Entre as empresas do Índice Bovespa, a principal referência do mercado de ações, o maior P/VPA ontem era da Cielo, 23,91 vezes. O menor, da Eletrobras, a holding estatal do setor elétrico: 0,36 vez para a ordinária e 0,45 vez para a preferencial. No caso da Petrobras, uma das maiores petrolíferas do mundo por valor de mercado, as ações, preferenciais ou ordinárias, eram negociadas desde 1999 com um ágio - substancial, em alguns momentos -, segundo dados da consultoria Economática.

Essa situação parece contraditória, dado o portfólio de descobertas, notadamente as do pré-sal - mas não só ali -, que a coloca em um patamar único entre seus pares.

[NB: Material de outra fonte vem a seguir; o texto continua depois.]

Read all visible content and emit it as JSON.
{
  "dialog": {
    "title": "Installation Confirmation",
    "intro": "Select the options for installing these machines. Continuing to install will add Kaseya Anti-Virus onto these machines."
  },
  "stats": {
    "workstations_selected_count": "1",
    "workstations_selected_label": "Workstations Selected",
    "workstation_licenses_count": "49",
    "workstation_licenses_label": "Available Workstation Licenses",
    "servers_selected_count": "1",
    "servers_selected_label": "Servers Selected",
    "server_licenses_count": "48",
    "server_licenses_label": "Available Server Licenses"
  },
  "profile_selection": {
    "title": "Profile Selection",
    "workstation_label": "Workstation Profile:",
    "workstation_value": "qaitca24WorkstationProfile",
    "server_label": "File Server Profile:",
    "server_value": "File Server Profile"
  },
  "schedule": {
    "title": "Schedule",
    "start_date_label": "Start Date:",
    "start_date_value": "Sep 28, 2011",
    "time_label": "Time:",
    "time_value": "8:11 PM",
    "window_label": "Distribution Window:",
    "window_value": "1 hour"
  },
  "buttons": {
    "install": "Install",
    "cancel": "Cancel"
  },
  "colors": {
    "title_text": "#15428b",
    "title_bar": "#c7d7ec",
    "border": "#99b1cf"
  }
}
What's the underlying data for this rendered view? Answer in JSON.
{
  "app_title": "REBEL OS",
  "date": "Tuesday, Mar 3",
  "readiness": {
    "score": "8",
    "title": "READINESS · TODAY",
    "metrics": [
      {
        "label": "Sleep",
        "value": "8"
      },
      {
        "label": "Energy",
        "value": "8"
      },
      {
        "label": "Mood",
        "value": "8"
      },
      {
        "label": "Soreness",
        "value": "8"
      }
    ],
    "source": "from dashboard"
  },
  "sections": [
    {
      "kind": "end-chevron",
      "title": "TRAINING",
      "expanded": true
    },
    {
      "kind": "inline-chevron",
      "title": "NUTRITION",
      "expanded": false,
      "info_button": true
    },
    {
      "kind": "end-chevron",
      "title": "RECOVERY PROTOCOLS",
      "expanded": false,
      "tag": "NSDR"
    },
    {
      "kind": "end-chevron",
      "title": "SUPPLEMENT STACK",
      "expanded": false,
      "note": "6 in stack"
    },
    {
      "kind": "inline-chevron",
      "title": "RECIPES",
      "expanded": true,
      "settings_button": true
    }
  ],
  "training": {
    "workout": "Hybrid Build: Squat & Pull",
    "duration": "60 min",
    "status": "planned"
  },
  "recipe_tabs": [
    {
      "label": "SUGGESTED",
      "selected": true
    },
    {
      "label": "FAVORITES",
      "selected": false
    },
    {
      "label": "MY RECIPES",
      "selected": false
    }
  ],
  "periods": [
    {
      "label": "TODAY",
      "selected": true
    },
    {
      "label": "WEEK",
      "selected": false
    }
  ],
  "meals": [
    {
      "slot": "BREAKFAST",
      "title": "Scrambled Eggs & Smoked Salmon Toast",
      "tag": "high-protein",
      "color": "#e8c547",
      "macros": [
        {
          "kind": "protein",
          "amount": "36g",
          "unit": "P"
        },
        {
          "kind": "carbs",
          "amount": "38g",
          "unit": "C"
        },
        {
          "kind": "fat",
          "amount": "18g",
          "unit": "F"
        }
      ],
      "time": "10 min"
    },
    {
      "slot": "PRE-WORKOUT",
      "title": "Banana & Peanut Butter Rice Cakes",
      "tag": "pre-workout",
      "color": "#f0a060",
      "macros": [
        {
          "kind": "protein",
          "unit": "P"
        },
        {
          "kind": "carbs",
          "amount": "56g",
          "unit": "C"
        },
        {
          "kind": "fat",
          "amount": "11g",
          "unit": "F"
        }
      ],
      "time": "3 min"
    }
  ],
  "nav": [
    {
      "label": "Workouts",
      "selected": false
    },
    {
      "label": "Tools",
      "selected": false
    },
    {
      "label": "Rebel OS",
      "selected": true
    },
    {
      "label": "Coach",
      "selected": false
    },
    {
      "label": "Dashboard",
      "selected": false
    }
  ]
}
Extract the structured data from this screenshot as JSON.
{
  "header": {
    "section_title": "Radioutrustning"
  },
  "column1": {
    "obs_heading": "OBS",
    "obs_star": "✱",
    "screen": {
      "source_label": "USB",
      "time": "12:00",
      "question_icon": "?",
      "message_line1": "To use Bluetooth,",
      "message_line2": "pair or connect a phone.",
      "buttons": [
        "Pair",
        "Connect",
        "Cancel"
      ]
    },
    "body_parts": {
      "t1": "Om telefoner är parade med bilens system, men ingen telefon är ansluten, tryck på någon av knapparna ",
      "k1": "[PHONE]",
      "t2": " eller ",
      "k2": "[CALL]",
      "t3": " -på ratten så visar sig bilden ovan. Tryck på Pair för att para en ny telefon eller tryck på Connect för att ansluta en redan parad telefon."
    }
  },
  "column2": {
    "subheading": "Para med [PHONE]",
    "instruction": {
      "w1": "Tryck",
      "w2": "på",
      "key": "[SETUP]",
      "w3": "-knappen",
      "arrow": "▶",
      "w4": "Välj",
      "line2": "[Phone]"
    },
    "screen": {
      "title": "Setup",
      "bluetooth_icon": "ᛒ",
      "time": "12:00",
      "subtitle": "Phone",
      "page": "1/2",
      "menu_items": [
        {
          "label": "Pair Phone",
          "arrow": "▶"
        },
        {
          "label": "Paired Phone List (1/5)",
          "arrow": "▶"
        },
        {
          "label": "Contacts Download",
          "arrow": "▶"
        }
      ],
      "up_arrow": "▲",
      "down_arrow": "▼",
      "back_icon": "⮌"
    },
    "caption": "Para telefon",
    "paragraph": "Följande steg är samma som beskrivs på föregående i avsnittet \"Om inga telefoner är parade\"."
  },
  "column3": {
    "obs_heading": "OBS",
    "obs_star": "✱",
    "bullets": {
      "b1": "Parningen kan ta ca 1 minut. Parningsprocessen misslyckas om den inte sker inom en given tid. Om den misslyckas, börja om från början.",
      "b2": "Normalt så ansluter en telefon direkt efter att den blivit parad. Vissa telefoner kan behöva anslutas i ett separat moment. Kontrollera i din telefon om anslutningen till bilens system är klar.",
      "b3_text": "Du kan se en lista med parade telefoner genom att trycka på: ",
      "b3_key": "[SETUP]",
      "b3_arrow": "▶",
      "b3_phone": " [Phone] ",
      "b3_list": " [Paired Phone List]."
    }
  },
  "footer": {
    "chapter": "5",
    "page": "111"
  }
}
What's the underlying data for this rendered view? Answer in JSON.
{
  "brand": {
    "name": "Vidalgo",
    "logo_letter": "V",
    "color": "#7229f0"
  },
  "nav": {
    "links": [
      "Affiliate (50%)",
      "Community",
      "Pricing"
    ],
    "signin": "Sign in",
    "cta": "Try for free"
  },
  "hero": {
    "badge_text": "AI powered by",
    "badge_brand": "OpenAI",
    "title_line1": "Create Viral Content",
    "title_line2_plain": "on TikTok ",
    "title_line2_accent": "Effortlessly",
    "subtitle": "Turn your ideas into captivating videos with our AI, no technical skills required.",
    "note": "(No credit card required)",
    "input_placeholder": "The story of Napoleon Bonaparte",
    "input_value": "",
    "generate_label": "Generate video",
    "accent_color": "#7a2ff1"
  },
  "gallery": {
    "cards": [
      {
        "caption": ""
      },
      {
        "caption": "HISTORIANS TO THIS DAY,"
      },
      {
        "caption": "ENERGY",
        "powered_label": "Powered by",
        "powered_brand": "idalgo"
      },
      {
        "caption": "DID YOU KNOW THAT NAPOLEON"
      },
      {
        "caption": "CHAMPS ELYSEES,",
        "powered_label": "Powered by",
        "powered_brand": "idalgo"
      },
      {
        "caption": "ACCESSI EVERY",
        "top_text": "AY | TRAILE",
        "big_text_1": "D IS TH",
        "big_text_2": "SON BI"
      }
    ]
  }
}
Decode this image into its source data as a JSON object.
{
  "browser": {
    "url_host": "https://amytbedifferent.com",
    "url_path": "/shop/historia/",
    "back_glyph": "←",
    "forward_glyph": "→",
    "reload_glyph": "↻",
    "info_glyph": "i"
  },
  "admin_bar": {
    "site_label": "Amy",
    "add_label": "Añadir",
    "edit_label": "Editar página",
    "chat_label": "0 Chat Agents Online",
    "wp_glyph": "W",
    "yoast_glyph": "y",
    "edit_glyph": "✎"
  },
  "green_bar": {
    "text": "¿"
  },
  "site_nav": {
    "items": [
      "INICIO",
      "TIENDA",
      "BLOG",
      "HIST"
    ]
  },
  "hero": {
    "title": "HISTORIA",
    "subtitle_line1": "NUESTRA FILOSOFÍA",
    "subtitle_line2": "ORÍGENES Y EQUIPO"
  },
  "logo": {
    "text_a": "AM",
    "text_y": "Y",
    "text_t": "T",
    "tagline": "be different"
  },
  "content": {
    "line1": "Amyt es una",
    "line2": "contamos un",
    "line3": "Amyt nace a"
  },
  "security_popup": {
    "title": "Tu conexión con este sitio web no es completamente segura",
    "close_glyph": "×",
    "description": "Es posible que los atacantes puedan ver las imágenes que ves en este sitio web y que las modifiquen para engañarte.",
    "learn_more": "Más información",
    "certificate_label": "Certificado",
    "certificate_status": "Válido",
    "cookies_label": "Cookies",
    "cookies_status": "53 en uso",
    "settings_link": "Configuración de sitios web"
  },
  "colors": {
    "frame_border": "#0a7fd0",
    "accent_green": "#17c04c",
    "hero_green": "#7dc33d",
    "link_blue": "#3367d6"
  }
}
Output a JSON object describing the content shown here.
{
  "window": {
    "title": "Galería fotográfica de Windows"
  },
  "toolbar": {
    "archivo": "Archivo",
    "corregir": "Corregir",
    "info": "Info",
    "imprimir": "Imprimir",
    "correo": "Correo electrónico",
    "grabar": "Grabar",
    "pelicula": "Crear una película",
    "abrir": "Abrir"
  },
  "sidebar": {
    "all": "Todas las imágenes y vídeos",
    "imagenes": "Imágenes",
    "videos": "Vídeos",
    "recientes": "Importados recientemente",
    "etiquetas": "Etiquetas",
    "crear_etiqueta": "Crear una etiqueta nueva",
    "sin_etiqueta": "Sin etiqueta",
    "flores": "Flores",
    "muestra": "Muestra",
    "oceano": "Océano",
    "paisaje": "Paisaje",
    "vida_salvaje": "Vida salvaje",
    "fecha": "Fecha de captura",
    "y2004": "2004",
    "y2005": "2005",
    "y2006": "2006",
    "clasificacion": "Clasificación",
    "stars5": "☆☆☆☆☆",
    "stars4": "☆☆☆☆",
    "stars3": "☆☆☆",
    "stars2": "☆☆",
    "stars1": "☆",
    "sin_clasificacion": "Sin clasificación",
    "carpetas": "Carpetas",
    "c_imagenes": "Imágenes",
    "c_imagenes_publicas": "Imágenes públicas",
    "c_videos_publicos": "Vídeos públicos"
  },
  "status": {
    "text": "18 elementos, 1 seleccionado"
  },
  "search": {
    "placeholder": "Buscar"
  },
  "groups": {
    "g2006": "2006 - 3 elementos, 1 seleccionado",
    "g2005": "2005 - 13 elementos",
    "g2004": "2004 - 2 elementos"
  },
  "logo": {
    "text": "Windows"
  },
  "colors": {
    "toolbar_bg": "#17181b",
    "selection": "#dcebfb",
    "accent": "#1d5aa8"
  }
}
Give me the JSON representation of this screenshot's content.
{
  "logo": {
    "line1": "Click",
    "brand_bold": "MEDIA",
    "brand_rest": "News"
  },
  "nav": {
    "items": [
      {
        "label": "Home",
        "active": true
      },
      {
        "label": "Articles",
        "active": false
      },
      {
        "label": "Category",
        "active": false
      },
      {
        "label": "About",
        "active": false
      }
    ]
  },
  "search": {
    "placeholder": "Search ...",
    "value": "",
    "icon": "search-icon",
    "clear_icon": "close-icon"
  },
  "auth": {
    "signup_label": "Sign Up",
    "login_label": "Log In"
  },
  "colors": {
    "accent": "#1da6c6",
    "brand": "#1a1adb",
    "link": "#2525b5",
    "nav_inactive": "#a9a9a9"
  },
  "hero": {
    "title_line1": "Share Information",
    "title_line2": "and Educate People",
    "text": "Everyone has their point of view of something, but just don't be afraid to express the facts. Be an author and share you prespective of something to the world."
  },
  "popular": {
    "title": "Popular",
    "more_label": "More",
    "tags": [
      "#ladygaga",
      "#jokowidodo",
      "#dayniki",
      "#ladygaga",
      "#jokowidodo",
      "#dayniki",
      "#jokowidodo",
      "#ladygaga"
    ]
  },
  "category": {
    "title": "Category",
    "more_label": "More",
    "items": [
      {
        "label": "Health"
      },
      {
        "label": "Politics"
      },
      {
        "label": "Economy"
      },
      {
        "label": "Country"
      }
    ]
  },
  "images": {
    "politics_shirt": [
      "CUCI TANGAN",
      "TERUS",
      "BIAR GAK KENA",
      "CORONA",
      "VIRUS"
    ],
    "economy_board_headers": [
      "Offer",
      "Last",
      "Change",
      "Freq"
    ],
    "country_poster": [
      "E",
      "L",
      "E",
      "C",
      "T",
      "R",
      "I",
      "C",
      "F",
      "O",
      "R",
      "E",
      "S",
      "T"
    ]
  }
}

Com um plano de investimentos em marcha de US$ 224 bilhões, um dos maiores do mundo, a Petrobras tem presença dominante em um dos mercados que mais crescem no globo, o brasileiro, e é uma das poucas que pretendem dobrar a produção na próxima década. Adicionalmente, com as áreas do pré-sal, as reservas de petróleo devem saltar dos atuais 16 bilhões de barris pelo critério da Society of Petroleum Engineers (SPE) ou 12,14 bilhões pelo critério americano para no mínimo 30 bilhões de barris. O índice de reposição de reservas da companhia aumentou 229% em 2010, o que significa que, se não descobrir mais nenhum barril, poderá manter a atual produção por 18,4 anos. Então, o que está acontecendo com a Petrobras?

A melhor relação preço/patrimônio nesse grupo é da americana Continental Resources, acima de 6 vezes. No auge da euforia do pré-sal, o valor de mercado da Petrobras ficou mais de quatro vezes acima do patrimonial. A estatal, que chegou a estar entre as cinco empresas de maior valor de mercado do mundo, marcava posição ontem, com US$ 209,38 bilhões, no décimo primeiro lugar, segundo levantamento da Bloomberg. A Exxon segue inabalada na liderança, valendo US$ 420,51 bilhões, seguida não muito de perto pela Apple e pela Petrochina. Outra rival da Petrobras, a Royal Dutch Shell, estava em sétimo lugar.